Er stieß ein verächtliches Schnauben aus. Wir verließen die Arena und betraten weitere der labyrinthartigen weißen Hallen. »Sei nicht töricht. Wir werden uns verstecken.«

»Aber der Mann ...« Nahadoth. Jetzt fiel mir ein, wo ich den Namen gehört hatte. Flüstere ihn niemals in der Finsternis, hieß es in einer Kindergeschichte, es sei denn, du willst, dass er antwortet.

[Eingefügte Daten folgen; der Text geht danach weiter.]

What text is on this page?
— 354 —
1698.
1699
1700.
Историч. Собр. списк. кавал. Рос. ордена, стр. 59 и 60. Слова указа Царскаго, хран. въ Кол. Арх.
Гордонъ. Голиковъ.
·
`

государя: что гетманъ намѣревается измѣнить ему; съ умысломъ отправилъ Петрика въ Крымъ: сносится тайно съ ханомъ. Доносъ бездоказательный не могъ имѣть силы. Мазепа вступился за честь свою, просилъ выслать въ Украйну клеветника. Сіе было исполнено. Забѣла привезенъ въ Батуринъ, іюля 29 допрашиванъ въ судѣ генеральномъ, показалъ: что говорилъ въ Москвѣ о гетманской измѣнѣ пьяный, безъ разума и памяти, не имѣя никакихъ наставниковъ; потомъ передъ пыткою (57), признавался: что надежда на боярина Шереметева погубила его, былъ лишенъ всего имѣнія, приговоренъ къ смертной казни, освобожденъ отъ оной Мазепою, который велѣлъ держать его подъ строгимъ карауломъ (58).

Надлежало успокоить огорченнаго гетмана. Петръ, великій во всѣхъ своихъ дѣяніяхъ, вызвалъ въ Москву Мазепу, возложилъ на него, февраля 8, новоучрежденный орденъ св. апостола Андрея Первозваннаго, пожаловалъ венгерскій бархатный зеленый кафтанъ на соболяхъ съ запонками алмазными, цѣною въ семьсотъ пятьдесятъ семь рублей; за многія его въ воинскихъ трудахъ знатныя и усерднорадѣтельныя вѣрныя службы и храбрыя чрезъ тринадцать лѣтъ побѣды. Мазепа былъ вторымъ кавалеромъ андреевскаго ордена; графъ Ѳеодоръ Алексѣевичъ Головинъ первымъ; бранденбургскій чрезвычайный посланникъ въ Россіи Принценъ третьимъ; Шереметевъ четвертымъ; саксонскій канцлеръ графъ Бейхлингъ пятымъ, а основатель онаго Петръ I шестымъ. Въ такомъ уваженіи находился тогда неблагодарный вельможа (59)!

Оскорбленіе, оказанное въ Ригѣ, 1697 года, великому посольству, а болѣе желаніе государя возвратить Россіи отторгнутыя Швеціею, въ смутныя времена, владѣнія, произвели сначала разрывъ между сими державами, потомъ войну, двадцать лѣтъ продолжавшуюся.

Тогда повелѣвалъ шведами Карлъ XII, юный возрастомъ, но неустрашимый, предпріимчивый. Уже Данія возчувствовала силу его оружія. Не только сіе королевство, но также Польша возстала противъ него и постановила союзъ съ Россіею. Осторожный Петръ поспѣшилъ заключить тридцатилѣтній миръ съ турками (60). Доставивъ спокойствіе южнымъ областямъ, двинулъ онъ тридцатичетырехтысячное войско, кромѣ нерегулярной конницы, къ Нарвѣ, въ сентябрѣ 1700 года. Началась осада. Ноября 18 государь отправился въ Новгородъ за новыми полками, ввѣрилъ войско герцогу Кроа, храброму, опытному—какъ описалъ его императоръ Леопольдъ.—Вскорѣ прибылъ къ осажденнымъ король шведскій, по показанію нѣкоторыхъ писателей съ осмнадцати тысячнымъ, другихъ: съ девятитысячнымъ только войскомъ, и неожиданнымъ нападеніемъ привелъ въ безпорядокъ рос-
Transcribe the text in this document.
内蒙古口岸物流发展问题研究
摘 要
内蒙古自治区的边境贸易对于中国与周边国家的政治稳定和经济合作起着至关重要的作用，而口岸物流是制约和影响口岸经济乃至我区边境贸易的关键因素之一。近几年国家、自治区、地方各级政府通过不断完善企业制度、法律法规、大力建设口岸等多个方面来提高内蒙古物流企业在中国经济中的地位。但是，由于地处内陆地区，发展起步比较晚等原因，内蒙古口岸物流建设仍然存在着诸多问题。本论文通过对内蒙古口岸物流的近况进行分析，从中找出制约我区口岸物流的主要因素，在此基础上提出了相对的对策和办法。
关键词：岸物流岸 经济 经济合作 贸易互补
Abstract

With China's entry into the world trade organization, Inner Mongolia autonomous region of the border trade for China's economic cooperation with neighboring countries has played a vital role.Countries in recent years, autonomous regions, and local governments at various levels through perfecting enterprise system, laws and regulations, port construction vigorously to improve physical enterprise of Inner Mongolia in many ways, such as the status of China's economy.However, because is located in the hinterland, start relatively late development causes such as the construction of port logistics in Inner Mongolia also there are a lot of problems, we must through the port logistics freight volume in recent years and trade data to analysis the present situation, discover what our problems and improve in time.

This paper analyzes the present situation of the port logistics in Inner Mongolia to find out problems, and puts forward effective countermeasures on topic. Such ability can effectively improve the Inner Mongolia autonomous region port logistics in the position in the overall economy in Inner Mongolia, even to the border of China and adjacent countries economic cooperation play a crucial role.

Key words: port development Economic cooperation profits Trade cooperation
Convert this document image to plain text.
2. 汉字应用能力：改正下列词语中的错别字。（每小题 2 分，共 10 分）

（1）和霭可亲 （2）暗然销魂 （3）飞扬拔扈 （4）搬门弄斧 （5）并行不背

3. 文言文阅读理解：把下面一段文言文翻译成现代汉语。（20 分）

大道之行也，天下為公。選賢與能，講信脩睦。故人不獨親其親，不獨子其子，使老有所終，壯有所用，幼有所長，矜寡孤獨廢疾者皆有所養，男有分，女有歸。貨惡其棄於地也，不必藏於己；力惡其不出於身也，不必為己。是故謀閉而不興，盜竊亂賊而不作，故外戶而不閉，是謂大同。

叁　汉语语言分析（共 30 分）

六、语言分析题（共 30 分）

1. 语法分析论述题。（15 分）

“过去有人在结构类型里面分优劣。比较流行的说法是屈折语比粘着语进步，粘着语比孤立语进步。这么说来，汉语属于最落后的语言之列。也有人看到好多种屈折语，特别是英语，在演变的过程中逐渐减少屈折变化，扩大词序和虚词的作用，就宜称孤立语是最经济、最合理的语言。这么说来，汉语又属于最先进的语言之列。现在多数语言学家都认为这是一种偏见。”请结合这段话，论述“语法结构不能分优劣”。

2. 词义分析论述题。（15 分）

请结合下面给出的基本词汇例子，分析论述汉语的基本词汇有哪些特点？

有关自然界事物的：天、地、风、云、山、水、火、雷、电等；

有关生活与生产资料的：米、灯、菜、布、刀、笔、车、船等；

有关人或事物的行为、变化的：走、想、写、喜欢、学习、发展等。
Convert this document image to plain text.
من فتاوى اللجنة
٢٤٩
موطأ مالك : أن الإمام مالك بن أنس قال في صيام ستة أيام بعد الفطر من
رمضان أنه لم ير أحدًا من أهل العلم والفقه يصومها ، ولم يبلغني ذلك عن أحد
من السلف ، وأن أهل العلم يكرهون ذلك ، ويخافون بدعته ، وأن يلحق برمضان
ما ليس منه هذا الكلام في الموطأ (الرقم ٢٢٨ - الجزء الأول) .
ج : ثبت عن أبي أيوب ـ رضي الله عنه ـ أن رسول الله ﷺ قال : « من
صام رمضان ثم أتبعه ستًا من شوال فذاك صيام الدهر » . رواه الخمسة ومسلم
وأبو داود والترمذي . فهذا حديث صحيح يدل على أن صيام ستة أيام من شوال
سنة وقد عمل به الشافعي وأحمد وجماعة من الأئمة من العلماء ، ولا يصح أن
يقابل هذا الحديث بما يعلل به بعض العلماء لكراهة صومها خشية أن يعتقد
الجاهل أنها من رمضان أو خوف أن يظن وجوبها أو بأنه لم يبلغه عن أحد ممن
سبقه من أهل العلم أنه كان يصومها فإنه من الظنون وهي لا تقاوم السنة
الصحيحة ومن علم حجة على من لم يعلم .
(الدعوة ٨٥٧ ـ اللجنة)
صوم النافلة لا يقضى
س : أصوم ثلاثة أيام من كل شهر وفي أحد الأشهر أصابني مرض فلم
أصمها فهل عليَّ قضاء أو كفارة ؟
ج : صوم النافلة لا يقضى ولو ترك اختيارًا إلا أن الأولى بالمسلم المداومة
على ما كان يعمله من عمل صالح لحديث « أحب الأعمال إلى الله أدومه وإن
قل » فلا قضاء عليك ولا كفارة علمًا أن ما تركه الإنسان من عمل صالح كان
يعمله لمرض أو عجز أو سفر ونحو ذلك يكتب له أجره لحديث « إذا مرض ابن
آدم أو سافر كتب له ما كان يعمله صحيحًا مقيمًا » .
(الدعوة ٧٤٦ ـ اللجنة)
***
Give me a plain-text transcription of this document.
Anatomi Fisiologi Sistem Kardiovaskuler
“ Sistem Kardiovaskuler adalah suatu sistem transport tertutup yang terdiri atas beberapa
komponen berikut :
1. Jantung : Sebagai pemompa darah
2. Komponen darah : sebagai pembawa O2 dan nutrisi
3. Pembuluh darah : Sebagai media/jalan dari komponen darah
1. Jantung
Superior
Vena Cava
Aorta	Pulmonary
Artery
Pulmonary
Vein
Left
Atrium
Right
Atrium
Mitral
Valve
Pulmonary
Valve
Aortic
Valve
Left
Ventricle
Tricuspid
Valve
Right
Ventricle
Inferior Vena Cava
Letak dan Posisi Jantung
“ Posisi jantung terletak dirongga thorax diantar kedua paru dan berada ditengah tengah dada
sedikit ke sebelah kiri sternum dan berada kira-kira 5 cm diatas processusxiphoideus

»Ach, also jetzt ist er doch ein Mann? Wir müssen ihm einfach voraus bleiben, dann wird alles gut.« Der Junge rannte um eine Ecke. Er war wesentlich flinker als ich, und ich stolperte hinterher, um mitzuhalten. Seine Blicke flogen durch den Gang und suchten etwas. »Mach dir keine Sorgen. Ich entkomme ihm ständig.«

Das erschien mir unklug. »Ich w-will zu Viraine.« Ich versuchte, das mit Nachdruck zu sagen, aber ich war immer noch zu verängstigt und jetzt auch noch außer Atem.

Der Junge blieb einfach stehen, aber nicht meinetwegen.

»Hier!«, sagte er und drückte seine Hand gegen eine der perlmuttartigen Wände. »Atadie!«

Die Wand öffnete sich.

Es war, als ob man kleine Wellen im Wasser beobachtete. Das Perlmuttmaterial bewegte sich von seiner Hand in regelmäßigen Wellen fort, formte eine Öffnung ... ein Loch ... eine Tür. Hinter der Wand lag ein seltsam geformtes, enges Zimmer — allerdings weniger ein Zimmer als vielmehr ein Zwischenraum. Als die Tür für uns beide groß genug war, zog der Junge mich hinein.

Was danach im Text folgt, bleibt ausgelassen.